When I upgraded to an Android mobile device with AT&T, I signed a new two year contract with a more costly data plan. The device was discounted to zero thanks to a special promotion, but actually the full cost of the device is amortized over the life of the contract. This explains why there is a prorated termination fee for recouping that cost.
AT&T, like most carriers, preinstalls their own lineup of apps on top of the base Android operating system. They also disable features like being able to specify alternative sources for downloading apps. Many AT&T apps require a subscription with an additional monthly recurring charge. AT&T Family Map is an example. There are many disadvantages to this arrangement.
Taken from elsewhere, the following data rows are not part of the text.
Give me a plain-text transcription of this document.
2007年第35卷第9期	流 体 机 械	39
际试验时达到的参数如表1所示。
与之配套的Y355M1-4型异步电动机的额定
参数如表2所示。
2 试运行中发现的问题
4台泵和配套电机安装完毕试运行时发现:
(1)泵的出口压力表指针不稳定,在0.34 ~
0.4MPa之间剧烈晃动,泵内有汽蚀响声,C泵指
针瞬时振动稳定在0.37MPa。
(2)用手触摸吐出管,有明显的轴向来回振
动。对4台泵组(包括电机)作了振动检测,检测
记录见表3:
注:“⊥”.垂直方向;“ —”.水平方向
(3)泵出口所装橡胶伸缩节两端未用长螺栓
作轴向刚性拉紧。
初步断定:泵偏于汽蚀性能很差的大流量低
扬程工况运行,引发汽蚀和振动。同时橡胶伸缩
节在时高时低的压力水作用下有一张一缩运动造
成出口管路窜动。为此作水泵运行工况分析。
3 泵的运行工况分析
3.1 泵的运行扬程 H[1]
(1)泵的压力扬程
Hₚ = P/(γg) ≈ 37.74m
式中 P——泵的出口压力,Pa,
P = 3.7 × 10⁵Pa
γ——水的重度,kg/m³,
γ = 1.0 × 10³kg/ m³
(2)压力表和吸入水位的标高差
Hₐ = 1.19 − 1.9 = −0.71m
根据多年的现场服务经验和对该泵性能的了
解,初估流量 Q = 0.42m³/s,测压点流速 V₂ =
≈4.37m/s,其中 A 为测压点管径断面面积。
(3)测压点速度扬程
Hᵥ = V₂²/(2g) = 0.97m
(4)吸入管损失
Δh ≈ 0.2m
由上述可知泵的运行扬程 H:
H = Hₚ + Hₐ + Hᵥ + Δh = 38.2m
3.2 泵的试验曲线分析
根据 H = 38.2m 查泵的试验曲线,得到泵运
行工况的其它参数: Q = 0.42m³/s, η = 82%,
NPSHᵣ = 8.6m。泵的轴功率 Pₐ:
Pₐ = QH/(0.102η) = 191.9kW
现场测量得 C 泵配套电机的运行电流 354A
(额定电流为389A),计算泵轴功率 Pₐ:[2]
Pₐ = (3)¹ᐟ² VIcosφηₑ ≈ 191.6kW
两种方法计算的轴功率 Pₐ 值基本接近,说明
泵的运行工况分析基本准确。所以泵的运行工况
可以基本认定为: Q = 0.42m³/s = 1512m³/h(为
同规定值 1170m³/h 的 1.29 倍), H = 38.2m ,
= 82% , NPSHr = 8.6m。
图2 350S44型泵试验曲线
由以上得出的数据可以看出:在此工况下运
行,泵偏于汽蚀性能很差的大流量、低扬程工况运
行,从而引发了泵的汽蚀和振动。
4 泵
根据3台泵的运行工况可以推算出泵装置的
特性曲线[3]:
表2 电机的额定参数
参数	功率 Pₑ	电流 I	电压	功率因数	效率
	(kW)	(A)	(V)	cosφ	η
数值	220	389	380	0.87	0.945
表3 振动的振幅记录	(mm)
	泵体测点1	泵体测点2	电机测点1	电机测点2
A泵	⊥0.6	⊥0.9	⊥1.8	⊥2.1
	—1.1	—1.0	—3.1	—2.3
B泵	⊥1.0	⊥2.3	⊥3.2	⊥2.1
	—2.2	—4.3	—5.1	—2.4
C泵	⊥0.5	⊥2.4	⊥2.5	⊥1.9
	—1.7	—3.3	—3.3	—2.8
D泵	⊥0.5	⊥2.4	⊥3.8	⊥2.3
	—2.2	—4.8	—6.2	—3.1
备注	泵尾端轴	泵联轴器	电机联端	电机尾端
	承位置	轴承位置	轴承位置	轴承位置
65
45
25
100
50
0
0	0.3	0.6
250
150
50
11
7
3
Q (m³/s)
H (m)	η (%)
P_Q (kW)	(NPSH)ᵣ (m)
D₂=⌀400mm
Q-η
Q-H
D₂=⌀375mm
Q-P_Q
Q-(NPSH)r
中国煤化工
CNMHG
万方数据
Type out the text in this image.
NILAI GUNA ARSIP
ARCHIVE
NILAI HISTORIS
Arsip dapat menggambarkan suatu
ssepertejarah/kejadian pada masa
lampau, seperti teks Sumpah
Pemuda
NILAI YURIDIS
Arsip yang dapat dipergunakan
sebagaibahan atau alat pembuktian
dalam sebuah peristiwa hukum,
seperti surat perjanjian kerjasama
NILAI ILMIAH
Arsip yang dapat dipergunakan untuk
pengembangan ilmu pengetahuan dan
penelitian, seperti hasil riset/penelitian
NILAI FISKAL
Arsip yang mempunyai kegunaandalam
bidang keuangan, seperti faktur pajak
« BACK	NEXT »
AT&T is extremely slow to upgrade their apps to newer releases of Android. In fact, they don’t even bother to do so for legacy (2yr old) hardware. This is horrible for users who cannot take advantage of the constant stream of software innovations available from Google.
The preinstalled apps cannot be uninstalled. This bloat occupies precious memory and storage that is better used for the user’s favorite apps. These undesirable apps occupy valuable resources and drain battery life.
It is understandable that a carrier would want its users to install its apps in the hopes of generating more revenue. It is a never-ending quest for carriers to avoid becoming dumb pipes, while over-the-top content and Internet services vendors become rich. Unfortunately, no matter how hard they try, carriers will never innovate fast enough to maintain a competitive advantage in these value added services, because they are too slow and too old-school. Dumb pipes are all they are good at.
On my next device, I will almost certainly reimage it with Cyanogenmod.